El reciente aumento de las hostilidades entre Estados Unidos e Irán ha llevado a nuevas y preocupantes amenazas por parte del régimen iraní. El comandante de la Fuerza Aeroespacial de la Guardia Revolucionaria Islámica, Majid Mousavi, advirtió que transformarán Medio Oriente en un “infierno” para Estados Unidos. Esto se produce en un contexto de creciente escalada militar, que incluye bombardeos estadounidenses sobre sitios en Irán y ataques iraníes dirigidos a bases militares estadounidenses en diversas regiones.
Mousavi, en su declaración del jueves, preguntó con desdén si Estados Unidos cree que puede convertir el sagrado estrecho de Ormuz en un lugar de inseguridad, prometiendo que la región pagará un alto precio por tales agresiones. Esta declaración se produce tras el anuncio del Comando Central de Estados Unidos (CENTCOM) sobre una nueva serie de operaciones militares en respuesta a lo que consideran amenazas de la República Islámica.
En este enfrentamiento, las fuerzas estadounidenses llevaron a cabo ataques de precisión contra objetivos que suponen riesgos para sus tropas y para la navegación comercial en el área.
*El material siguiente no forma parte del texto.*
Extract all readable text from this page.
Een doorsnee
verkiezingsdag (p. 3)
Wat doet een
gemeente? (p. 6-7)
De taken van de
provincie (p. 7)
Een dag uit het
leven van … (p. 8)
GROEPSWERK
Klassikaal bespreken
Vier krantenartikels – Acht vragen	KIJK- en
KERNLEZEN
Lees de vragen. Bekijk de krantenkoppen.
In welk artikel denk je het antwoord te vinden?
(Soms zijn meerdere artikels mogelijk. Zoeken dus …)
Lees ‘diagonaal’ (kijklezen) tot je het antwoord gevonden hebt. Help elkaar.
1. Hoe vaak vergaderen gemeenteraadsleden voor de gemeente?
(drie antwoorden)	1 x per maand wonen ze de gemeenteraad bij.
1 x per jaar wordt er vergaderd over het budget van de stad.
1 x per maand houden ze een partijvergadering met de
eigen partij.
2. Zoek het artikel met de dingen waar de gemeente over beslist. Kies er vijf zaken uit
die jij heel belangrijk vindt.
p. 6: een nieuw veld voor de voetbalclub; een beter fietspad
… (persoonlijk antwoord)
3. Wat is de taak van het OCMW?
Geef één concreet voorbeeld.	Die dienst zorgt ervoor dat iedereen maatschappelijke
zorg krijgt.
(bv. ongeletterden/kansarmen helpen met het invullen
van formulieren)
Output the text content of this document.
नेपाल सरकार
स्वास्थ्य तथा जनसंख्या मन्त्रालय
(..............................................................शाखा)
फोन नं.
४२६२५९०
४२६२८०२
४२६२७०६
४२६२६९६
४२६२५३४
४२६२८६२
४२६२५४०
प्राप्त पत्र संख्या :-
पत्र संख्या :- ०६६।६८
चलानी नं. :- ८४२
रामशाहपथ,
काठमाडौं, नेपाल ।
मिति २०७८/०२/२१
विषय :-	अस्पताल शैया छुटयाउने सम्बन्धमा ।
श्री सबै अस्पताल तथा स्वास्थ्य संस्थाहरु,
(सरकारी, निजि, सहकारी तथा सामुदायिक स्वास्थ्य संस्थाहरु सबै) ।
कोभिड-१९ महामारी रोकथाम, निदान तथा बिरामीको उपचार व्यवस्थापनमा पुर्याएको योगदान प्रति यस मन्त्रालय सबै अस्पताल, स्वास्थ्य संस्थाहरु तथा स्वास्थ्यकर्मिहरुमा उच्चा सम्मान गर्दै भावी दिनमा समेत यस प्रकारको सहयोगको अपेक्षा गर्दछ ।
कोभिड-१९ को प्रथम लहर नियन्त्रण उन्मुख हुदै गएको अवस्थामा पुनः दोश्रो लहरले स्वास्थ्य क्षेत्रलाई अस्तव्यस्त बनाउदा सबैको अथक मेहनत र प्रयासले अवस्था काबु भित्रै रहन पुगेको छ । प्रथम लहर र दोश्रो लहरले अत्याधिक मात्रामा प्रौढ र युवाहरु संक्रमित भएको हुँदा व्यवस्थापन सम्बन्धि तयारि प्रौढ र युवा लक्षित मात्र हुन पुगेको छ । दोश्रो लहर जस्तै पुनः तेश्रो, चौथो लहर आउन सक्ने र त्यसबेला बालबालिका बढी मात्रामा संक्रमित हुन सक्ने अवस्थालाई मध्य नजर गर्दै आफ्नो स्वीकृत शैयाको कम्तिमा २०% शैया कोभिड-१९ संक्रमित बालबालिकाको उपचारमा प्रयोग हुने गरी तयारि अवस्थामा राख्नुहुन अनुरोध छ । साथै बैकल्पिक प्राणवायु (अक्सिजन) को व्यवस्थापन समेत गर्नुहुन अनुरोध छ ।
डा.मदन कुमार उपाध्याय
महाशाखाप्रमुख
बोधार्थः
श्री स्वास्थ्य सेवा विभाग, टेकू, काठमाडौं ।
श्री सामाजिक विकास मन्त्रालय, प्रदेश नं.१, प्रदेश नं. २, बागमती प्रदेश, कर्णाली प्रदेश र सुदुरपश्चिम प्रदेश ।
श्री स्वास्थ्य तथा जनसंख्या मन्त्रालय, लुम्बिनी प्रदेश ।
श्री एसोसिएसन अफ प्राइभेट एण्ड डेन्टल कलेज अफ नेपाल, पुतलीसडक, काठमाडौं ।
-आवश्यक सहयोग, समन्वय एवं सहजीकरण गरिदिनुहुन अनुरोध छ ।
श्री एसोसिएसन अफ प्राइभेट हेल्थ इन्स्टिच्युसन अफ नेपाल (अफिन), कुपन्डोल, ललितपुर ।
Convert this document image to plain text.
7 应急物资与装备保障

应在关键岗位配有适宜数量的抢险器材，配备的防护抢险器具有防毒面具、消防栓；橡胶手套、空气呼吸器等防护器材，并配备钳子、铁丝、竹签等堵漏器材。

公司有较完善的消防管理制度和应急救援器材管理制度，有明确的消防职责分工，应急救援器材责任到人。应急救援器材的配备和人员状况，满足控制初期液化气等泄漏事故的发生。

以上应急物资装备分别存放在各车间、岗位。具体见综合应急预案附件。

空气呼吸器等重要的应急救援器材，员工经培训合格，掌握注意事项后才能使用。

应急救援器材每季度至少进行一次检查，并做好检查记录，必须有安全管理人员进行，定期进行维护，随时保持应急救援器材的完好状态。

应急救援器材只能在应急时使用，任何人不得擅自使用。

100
CENTCOM enfatizó que sus acciones están enmarcadas dentro de su derecho a la “legítima defensa” ante los recientes incidentes en el estrecho de Ormuz, una vía clave para el comercio global de petróleo.
La respuesta de Irán no se hizo esperar. La Guardia Revolucionaria Islámica afirmó haber lanzado drones y misiles hacia instalaciones militares de Estados Unidos en Kuwait, Baréin y Jordania, destacando que en dos oleadas de operaciones alcanzaron dieciocho objetivos importantes. Durante estos múltiples ataques, también se informó sobre operaciones que destruyeron sistemas de defensa aérea y capacidades de vigilancia militar iraní.
Kuwait y Baréin han confirmaron la interceptación de ataque aéreos, aunque no detallaron el origen, mientras que Jordania reportó la destrucción de misiles que se dirigían hacia una base militar estadounidense. En un giro dramático, el Ejército iraní cerró completamente el estrecho de Ormuz, advirtiendo que abriría fuego contra cualquier embarcación que intente cruzar, una afirmación que Estados Unidos negó, asegurando que el tráfico marítimo continúa de manera normal.
La escalada actual responde a un incidente previo en el que un helicóptero estadounidense fue derribado, que Washington atribuyó a Teherán y utilizó como justificativo para sus represalias. Pese a la creciente tensión, ambas naciones mantienen comunicación indirecta a través de mediadores, con el objetivo de hallar un acuerdo que mitigue el conflicto.
En este marco de incertidumbre, el presidente estadounidense Donald Trump declaró que hubo intentos por parte de funcionarios iraníes de comunicarse con él para solicitar una disminución de los bombardeos. No obstante, la Guardia Revolucionaria desmintió esta afirmación, mientras los combates continúan, dejando en el aire el futuro de las relaciones entre Estados Unidos e Irán.
Esta situación crítica sigue evolucionando, con un escenario que amenaza la estabilidad regional y que requiere atención internacional ante el potencial desbordamiento de la violencia.